When one of my brothers in arms flew home from Iraq to see his newborn son, his journey took him from Baghdad to Kuwait to Washington, DC to Charlotte, and finally to Fayetteville, North Carolina. Outrageously, he was charged leave for part of the time it took him to travel home. Though he had put his life on the line for our safety, this indefensible policy cut into the already abbreviated time he had with his wife and firstborn. He and his family deserve better.

We must:

Protect Valuable Family Time — Soldiers should not be penalized for being deployed far from home. They should not be charged leave when on R&R from a combat zone.

Grant Citizenship to Those Who Serve in Combat — I had soldiers who asked on a regular basis for my help in getting them citizenship. One of my fallen brothers in Iraq was a non-citizen who was awarded his citizenship only posthumously. Any soldier who serves honorably or puts his or her life on the line for our freedom deserves the right to become an American citizen automatically.

Repeal the Military Families Tax — We must immediately end the Military Families Tax, which penalizes the survivors of servicemembers killed as a result of combat who receive Survivor Benefit Plan annuities and benefits from the VA Dependency and Indemnity Compensation program. It is our moral duty to look out for the survivors of those killed in the line of service by repealing this law.

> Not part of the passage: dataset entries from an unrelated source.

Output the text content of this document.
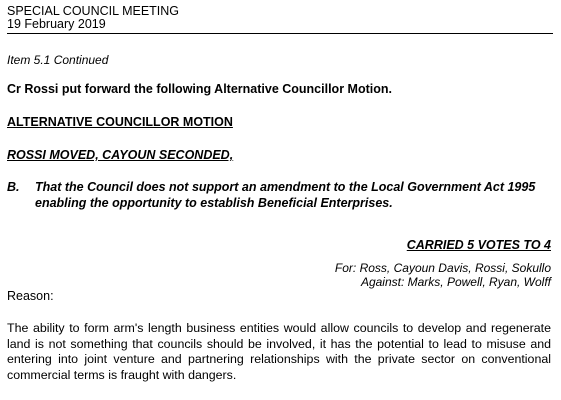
SPECIAL COUNCIL MEETING
19 February 2019
Item 5.1 Continued
Cr Rossi put forward the following Alternative Councillor Motion.
ALTERNATIVE COUNCILLOR MOTION
ROSSI MOVED, CAYOUN SECONDED,
B. That the Council does not support an amendment to the Local Government Act 1995 enabling the opportunity to establish Beneficial Enterprises.
CARRIED 5 VOTES TO 4
For: Ross, Cayoun Davis, Rossi, Sokullo
Against: Marks, Powell, Ryan, Wolff
Reason:
The ability to form arm's length business entities would allow councils to develop and regenerate land is not something that councils should be involved, it has the potential to lead to misuse and entering into joint venture and partnering relationships with the private sector on conventional commercial terms is fraught with dangers.
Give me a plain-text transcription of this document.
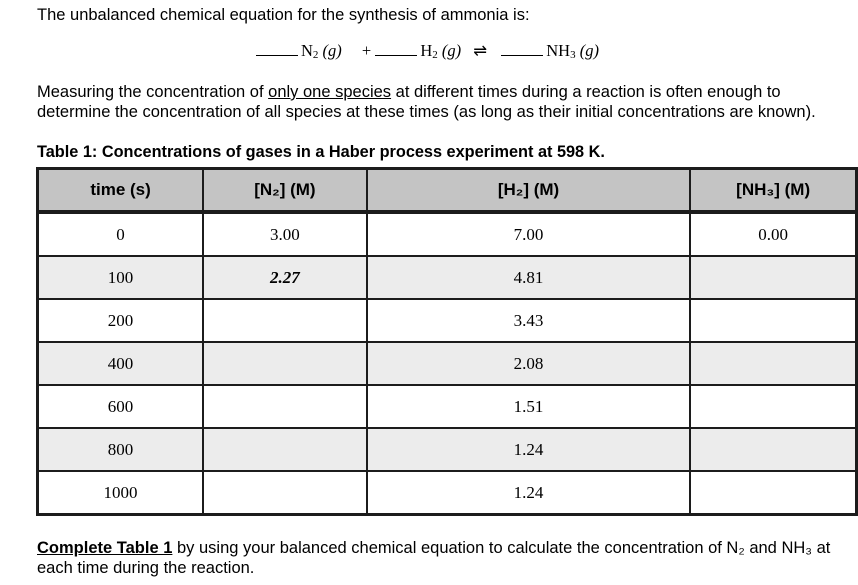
The unbalanced chemical equation for the synthesis of ammonia is:
$N_2$ (g) +	$H_2$ (g) ⇌	$NH_3$ (g)
Measuring the concentration of only one species at different times during a reaction is often enough to determine the concentration of all species at these times (as long as their initial concentrations are known).
Table 1: Concentrations of gases in a Haber process experiment at 598 K.
time (s)	[N₂] (M)	[H₂] (M)	[NH₃] (M)
0	3.00	7.00	0.00
100	2.27	4.81	
200		3.43	
400		2.08	
600		1.51	
800		1.24	
1000		1.24	
Complete Table 1 by using your balanced chemical equation to calculate the concentration of N₂ and NH₃ at each time during the reaction.
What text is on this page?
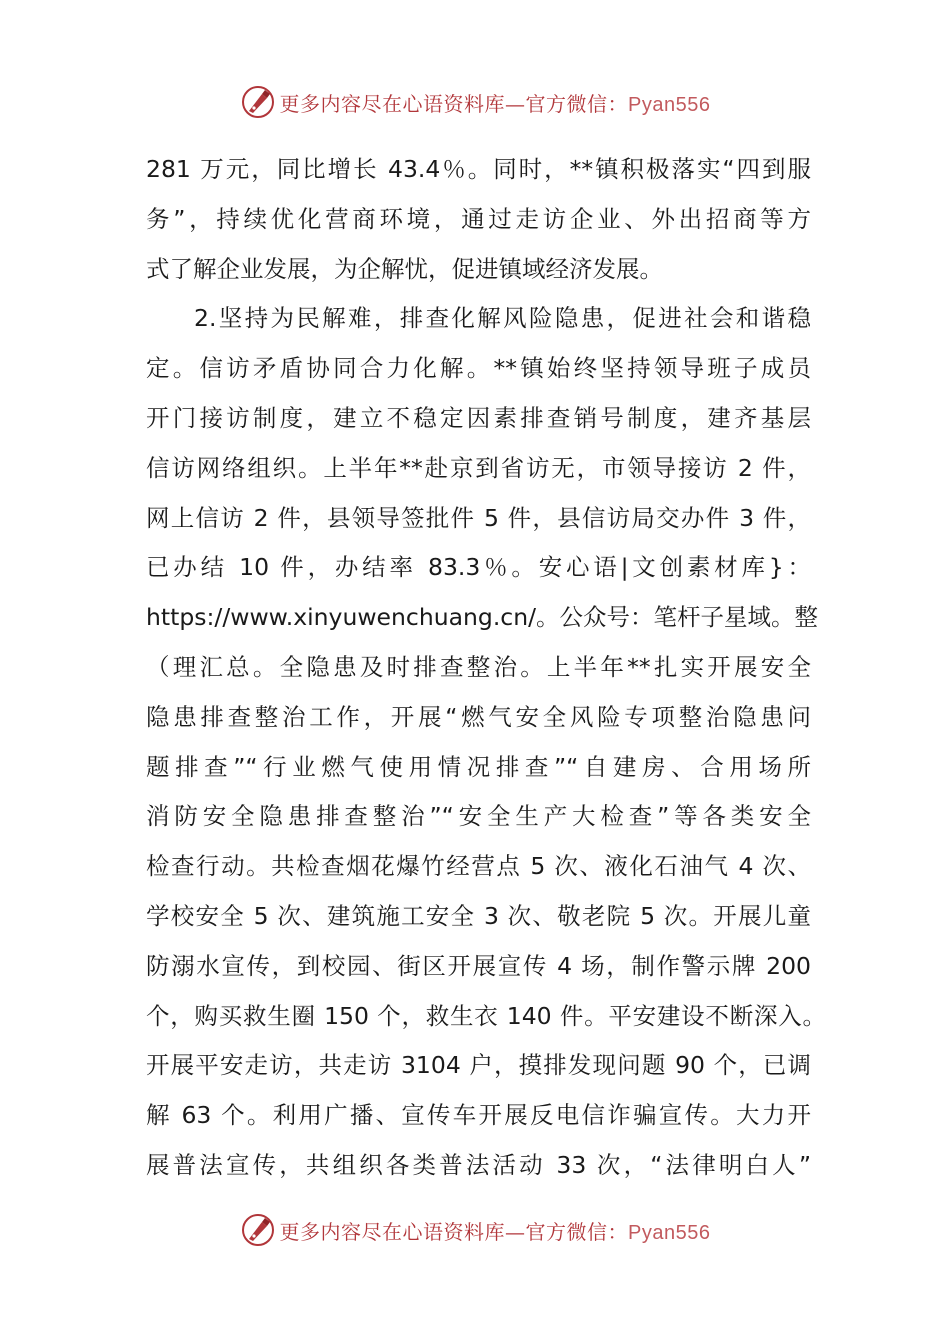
更多内容尽在心语资料库—官方微信：Pyan556
281 万元，同比增长 43.4％。同时，**镇积极落实“四到服
务”，持续优化营商环境，通过走访企业、外出招商等方
式了解企业发展，为企解忧，促进镇域经济发展。
2.坚持为民解难，排查化解风险隐患，促进社会和谐稳
定。信访矛盾协同合力化解。**镇始终坚持领导班子成员
开门接访制度，建立不稳定因素排查销号制度，建齐基层
信访网络组织。上半年**赴京到省访无，市领导接访 2 件，
网上信访 2 件，县领导签批件 5 件，县信访局交办件 3 件，
已办结 10 件，办结率 83.3％。安心语|文创素材库}：
https://www.xinyuwenchuang.cn/。公众号：笔杆子星域。整
（理汇总。全隐患及时排查整治。上半年**扎实开展安全
隐患排查整治工作，开展“燃气安全风险专项整治隐患问
题排查”“行业燃气使用情况排查”“自建房、合用场所
消防安全隐患排查整治”“安全生产大检查”等各类安全
检查行动。共检查烟花爆竹经营点 5 次、液化石油气 4 次、
学校安全 5 次、建筑施工安全 3 次、敬老院 5 次。开展儿童
防溺水宣传，到校园、街区开展宣传 4 场，制作警示牌 200
个，购买救生圈 150 个，救生衣 140 件。平安建设不断深入。
开展平安走访，共走访 3104 户，摸排发现问题 90 个，已调
解 63 个。利用广播、宣传车开展反电信诈骗宣传。大力开
展普法宣传，共组织各类普法活动 33 次，“法律明白人”
更多内容尽在心语资料库—官方微信：Pyan556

Encourage States to Offer In-State College Tuition to Spouses and Dependents — We must encourage all states to offer in-state tuition for spouses and children of military members wherever they may be assigned.

VII. FULFILL OUR OBLIGATION TO OUR VETERANS

My friend Lance Corporal Paul Gannon scrambled jets for the Marine Corps during the 1960s. While performing his duties, he suffered severe hearing damage. He went to the VA to obtain a hearing aid last December and is still on a waiting list. This is not simply a question of quality of life, it is an absolute need that has been delayed unjustifiably. It is morally wrong to withhold or delay necessary aid or benefits from people who have risked their lives for our defense. Veterans have more than fulfilled their duty to America. It is time for us to fulfill our duties to them.

We must:

Guarantee Funding for the VA — The Veterans Administration budget shortfalls in 2005 and 2006 exposed the critical need for a dedicated funding source for our veterans' health care. The health of our veterans should not be an afterthought contingent upon how much money is left over in the federal budget.

Allow Full Access to the VA Healthcare System for Priority 8 Vets — The Bush administration has shut out more than a quarter million "Priority 8" veterans from the VA healthcare system, including 13,262 last year in Pennsylvania alone. We must end this shameful policy and restore full access to these American heroes.

Block Increases in Prescription Drug Co-Payment and Enrollment Fees for Veterans — We fail to reward our veterans for their years of dedicated service when we saddle them with greater fees and co-payments.

Shorten the Waiting List for Vets Seeking Care — The large number of veterans waiting for their first clinic appointment to be scheduled—30,475 as of April 2006—is an outrage. We must take immediate action to shorten this wait list and resolve the backlog in VA claims processing.

Fully and Immediately Repeal the Disabled Veterans Tax — Current law still forces many disabled retirees who receive VA disability compensation to forfeit their retirement pay. We should allow full concurrent receipt of benefits for eligible military retirees. Our retirees should not be penalized for sustaining injuries while in the service of their country.